Tribune leader, 2 October 1992
Not for the first time, the biggest excitement of this week’s Labour conference came before it formally opened. The dramatic resignation of Bryan Gould from the Shadow Cabinet has overshadowed everything else that has happened in Blackpool this week.
Although Tribunedisagrees with Mr Gould over Europe and economic policy, the issues on which he decided that he could not accept Shadow Cabinet collective responsibility, we regret his decision to go.
It is not that his position is incomprehensible. Mr Gould’s core beliefs about management of the economy (he remains a stalwart of the “Keynesianism in one country” school) are radically at odds with the “co-ordinated European reflation” approach taken by the Labour leadership and overwhelmingly endorsed by this week’s conference.
It is hardly surprising that Mr Gould decided that a life of back-bench freedom was preferable to four years of sitting on his hands, particularly given his experience between 1989 and last April. Then Mr Gould kept quiet in the face of what he saw as a disastrous Labour economic policy shift, away from the interventionist industrial strategy he had elaborated as trade and industry spokesman and towards an approach emphasising only “supply side” measures, mainly education and training.

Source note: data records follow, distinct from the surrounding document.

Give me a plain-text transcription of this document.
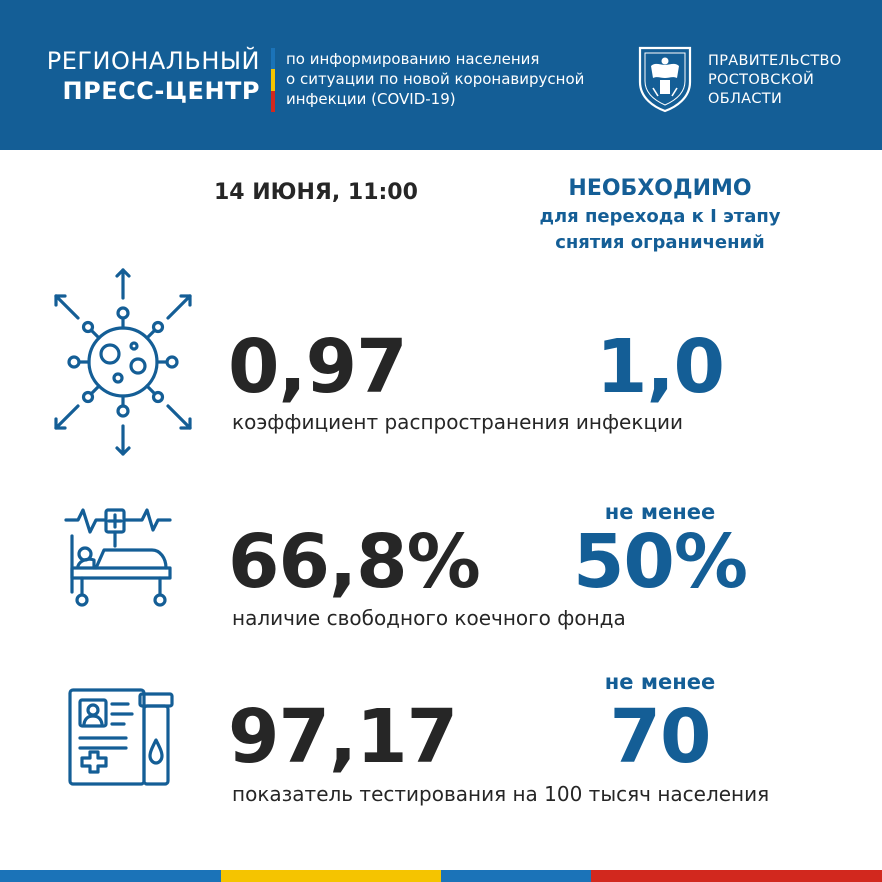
РЕГИОНАЛЬНЫЙ
ПРЕСС-ЦЕНТР
по информированию населения
о ситуации по новой коронавирусной
инфекции (COVID-19)
ПРАВИТЕЛЬСТВО
РОСТОВСКОЙ
ОБЛАСТИ
14 ИЮНЯ, 11:00	НЕОБХОДИМО
для перехода к I этапу
снятия ограничений
0,97	1,0
коэффициент распространения инфекции
66,8%
не менее
50%
наличие свободного коечного фонда
97,17
не менее
70
показатель тестирования на 100 тысяч населения
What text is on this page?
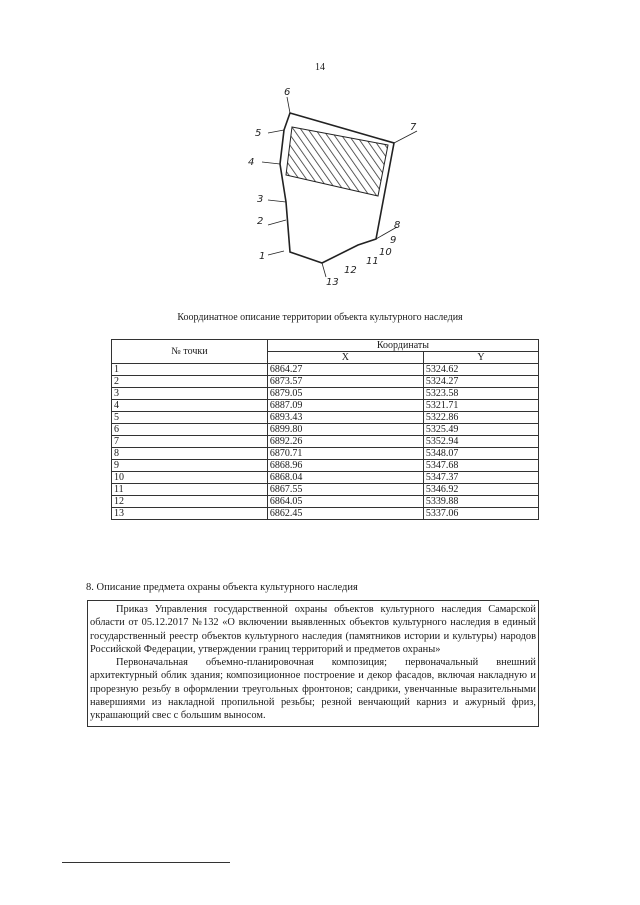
14
1
2
3
4
5
6
7
8
9
10
11
12
13
Координатное описание территории объекта культурного наследия
№ точки	Координаты	
	X	Y
1	6864.27	5324.62
2	6873.57	5324.27
3	6879.05	5323.58
4	6887.09	5321.71
5	6893.43	5322.86
6	6899.80	5325.49
7	6892.26	5352.94
8	6870.71	5348.07
9	6868.96	5347.68
10	6868.04	5347.37
11	6867.55	5346.92
12	6864.05	5339.88
13	6862.45	5337.06
8. Описание предмета охраны объекта культурного наследия

Приказ Управления государственной охраны объектов культурного наследия Самарской области от 05.12.2017 №132 «О включении выявленных объектов культурного наследия в единый государственный реестр объектов культурного наследия (памятников истории и культуры) народов Российской Федерации, утверждении границ территорий и предметов охраны»

Первоначальная объемно-планировочная композиция; первоначальный внешний архитектурный облик здания; композиционное построение и декор фасадов, включая накладную и прорезную резьбу в оформлении треугольных фронтонов; сандрики, увенчанные выразительными навершиями из накладной пропильной резьбы; резной венчающий карниз и ажурный фриз, украшающий свес с большим выносом.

The prospect of another frustrating period of not disagreeing in public with what he saw as party policy was understandably unattractive for Mr Gould. What made it even worse was that, having been so roundly beaten in the Labour leadership contest this summer, he was in an even weaker position inside the Shadow Cabinet than he had been in the three years before the general election. Knowing by last weekend that he was also certain to lose his seat on the National Executive Committee, Mr Gould walked.
No one can blame him for doing so, but there is something deeply disturbing about the circumstances. The impossibility of his predicament came about only because of the enforcement last week of Shadow Cabinet collective responsibility on Europe and economic policy. Yet there was no need to foreclose Labour’s debate on these issues, apart, possibly, for last week’s emergency House of Commons debate on the economy. However essential it might be for any political party to present a show of unity in the couple of years before a general election, there is no convincing argument for Labour doing any such thing right now.
It is less than six months since the party suffered a humiliating general election defeat. It has still only begun to chew over why it lost and what it should do next. Two years of free and frank debate, with the tolerance of the widest range of views at every level of the party is essential if Labour is to have any hope of getting to grips with its predicament.
The departure of Mr Gould is a worrying sign that the Labour leadership thinks that the debate is not necessary. It also inevitably casts a shadow of doubt over the seriousness of John Smith’s promise during the leadership campaign to operate a more relaxed disciplinary regime than his predecessor. The least we should now expect from Mr Smith is a ringing declaration of the value he places on dissent in the Labour Party.